I saw Angels in America in high school, and it changed me. I didn’t know theater could be like that, so huge and so small at the same time, so epic and so particular, the personal never drowned out by the bigger questions but rather immediately felt as at the center of them. It felt so fearless. I didn’t know actors could do that. I didn’t know how the actors did that. Made that extraordinary thing and then lived it through so deeply time and again. I should seriously ask him. Spinella. I’d be embarrassed though. “Stephen. HOW do you do that?” Like, that just sounds bad.
So when I auditioned for the new Kushner play, and when we started working on it initially, we didn’t have written material. It’s not that there wasn’t a play, because there was, we just didn’t have written material. Instead of beginning with the words, we began with conversations. Tony spoke to us about the world of the play, what he was thinking about around it, the relationships in it, and who we were. He spoke to me about Eli (the character I play), what he thought about him, what he doubted about him, where he lived, what he did, things he was interested in, his world. It was an incredible way to start. Purely imaginatively. Pure fantasy. No way to get mired in “I wonder what the best way to say this line is?” Just spending time in the imaginative world of who this person is. Amazing.
And then, when were in Minneapolis working on it, pages would come in throughout the day. I’d be called in to rehearsal, and Tony would come down and hand us pages still hot from the printer, and I’d read them through, these unbelievable scenes, for Michael Greif and Tony, with Stephen Spinella mostly, who awed me as a kid in the audience of Angels, and now awes me as an adult actor on the stage of the Public Theater. So. That’s a truly remarkable thing for me.
The pieces are so different, of course, singing and not, suburban punk and not, dancing/couching and not, and on and on. I have totally different hair now and stuff. The worlds are very different. The modes of communication are very different, the styles are very different, and so therefore are many of the demands and rewards. It’s been dizzying at times, readjusting to one or the other. Confusing at times, frustrating at times, terrifying at times. They both have a kind of feverish intensity that can easily overwhelm as it exhilarates. They both say, “If you really believe in me, and understand me, and love me, you’ll do x.” And x is a very large number. So that’s hard.
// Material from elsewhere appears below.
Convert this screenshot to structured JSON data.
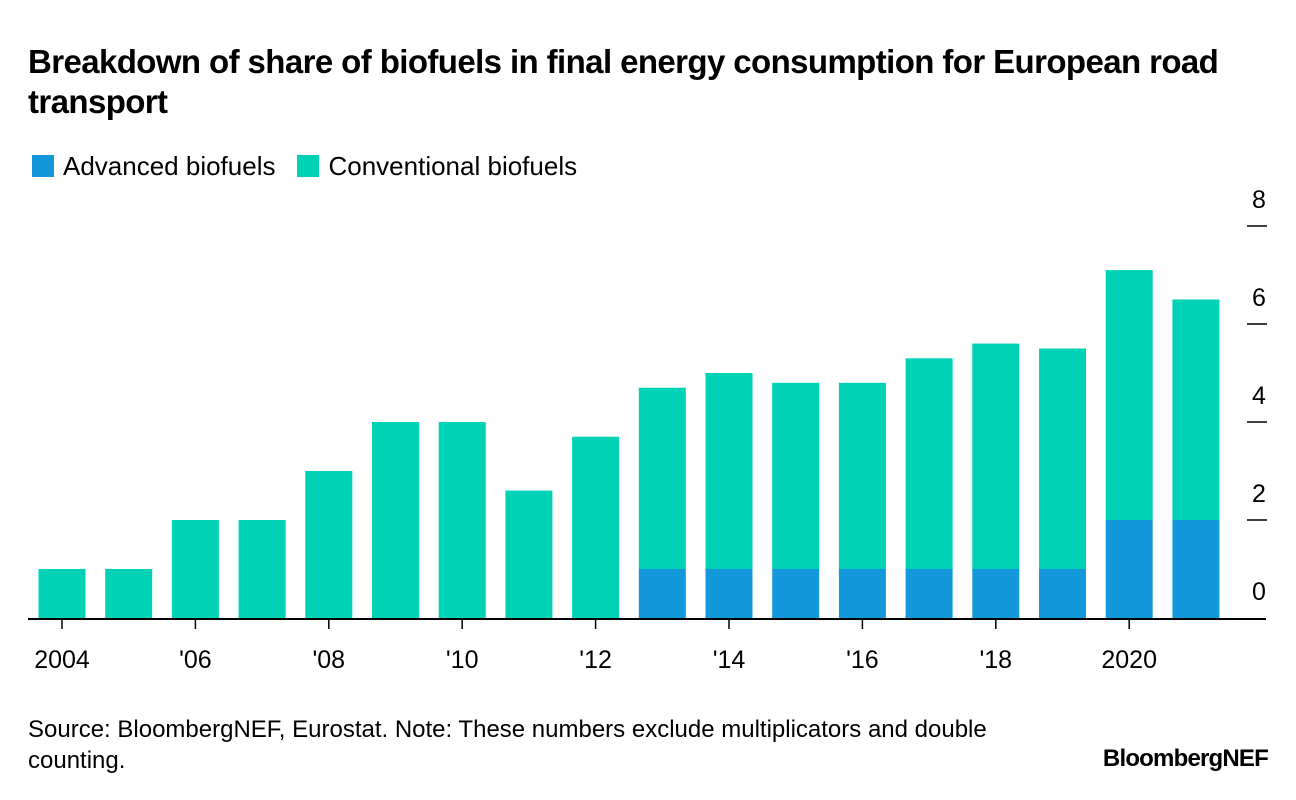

But it should be hard that way, right? I’m so lucky for that kind of difficulty. That’s what we ask for when we say we want to be actors, what we hope for and maybe never get. To be so tested and extended? To be fighting in the center of something we believe in? To be working not just on something but for something? That’s it. That’s what I’ve gotten to experience the past two years. I have this in me? And this? And this? And though navigating the differences in the shows was tricky sometimes, hard to let go of one, lost in another, and then back the other way around, that feeling was a shared constant between the two of them. Of being for something. Of being bettered. And thank God. Although, perhaps as a result of all the feverishness, I sometimes still have no idea, like, where I am. So also maybe, thank god for google maps. And friends and family, and therapy and cookies. And OK, I’m done.